This is supposed to be part of a student's Calc 2 homework; however, this seems to be an extremely difficult integration, and I couldn't figure it out.
Find the arc length of $x^3 \sqrt{9-x}$ on the interval $[0,9]$.
Progress so far:
The arc length L is given by:
$$L = \int_a^b{\sqrt{1 + {\left(\frac{\mathrm{d}y}{\mathrm{d}x}\right)}^2} \,\mathrm{d}x}$$
So we can find:
$$\frac{\mathrm{d}y}{\mathrm{d}x} = \frac{(54-7x)x^2}{2\sqrt{9-x}}$$
And eventually we wind up with this mess:
$$\int_0^9{\sqrt{1 + \frac{(54-7x)^2 x^4}{4(9-x)}} \,\mathrm{d}x}$$
Which can be expanded out to:
$$\int_0^9{\sqrt{\frac{49x^6 - 756 x^5 + 2916 x^4 - 4x + 36}{36 - 4x}} \,\mathrm{d}x}$$
The sextic polynomial in the numerator seems to be irreducible. However, it's possible to use polynomial long division on this beast, but it's unclear how that will help. For posterity after dividing the integrand is:
$$-\frac1{4}\left( 49 x^5 - 315 x^4 + 81 x^3 + 729 x^2 + 6561 x + 59045 - \frac{531441}{9-x}\right)$$
Numerically, the answer is:
$$L = 1041.550819604016\ldots$$
Does this arc have a closed form solution for its length?
How, in general, are problems like these handled?

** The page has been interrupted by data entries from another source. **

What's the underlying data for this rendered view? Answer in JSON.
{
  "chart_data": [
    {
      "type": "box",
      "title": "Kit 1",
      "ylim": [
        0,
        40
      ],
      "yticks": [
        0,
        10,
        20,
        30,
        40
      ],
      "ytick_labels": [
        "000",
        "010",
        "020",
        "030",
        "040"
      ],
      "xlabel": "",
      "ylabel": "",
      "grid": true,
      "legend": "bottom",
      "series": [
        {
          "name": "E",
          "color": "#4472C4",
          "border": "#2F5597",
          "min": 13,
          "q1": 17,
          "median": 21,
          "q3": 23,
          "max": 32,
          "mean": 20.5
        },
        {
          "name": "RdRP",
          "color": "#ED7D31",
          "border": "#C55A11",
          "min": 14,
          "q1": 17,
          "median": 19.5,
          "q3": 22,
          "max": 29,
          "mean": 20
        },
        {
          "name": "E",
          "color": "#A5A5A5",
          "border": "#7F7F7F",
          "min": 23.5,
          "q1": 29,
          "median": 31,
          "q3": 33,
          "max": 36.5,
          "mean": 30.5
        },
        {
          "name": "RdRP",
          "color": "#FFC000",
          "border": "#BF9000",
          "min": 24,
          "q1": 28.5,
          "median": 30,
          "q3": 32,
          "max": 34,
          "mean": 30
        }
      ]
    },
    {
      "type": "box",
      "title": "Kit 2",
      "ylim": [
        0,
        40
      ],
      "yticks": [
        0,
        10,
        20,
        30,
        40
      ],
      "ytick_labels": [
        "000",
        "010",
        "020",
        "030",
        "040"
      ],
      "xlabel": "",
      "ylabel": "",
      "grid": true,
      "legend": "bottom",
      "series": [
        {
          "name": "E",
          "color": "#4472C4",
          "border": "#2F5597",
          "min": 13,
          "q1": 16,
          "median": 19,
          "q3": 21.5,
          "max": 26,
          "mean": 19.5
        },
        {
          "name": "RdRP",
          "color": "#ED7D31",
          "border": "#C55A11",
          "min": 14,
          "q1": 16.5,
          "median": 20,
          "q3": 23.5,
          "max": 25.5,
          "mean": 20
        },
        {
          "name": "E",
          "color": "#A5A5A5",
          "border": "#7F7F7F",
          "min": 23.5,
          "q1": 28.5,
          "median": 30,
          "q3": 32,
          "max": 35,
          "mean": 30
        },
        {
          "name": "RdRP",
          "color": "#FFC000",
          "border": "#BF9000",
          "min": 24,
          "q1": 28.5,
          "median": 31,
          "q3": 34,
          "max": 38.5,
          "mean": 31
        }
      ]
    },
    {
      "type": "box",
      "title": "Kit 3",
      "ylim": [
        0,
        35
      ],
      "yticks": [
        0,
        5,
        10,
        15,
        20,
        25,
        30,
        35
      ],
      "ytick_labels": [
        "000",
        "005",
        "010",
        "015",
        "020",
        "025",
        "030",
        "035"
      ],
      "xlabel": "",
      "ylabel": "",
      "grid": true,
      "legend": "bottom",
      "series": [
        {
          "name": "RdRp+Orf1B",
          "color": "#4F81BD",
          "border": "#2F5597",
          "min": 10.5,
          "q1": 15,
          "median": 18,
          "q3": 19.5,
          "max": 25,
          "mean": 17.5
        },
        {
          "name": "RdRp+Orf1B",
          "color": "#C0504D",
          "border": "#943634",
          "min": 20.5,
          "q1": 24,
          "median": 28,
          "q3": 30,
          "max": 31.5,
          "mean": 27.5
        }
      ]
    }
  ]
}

The form you have is likely the most "closed" you will find. Arc length integrals are generally difficult because of the square root and dot product involved, and only a few can be expressed "nicely," which is why there are so few arc length exercises in textbooks. In practice, a numerical solution can be found to arbitrary precision, so we're not too concerned with a closed form.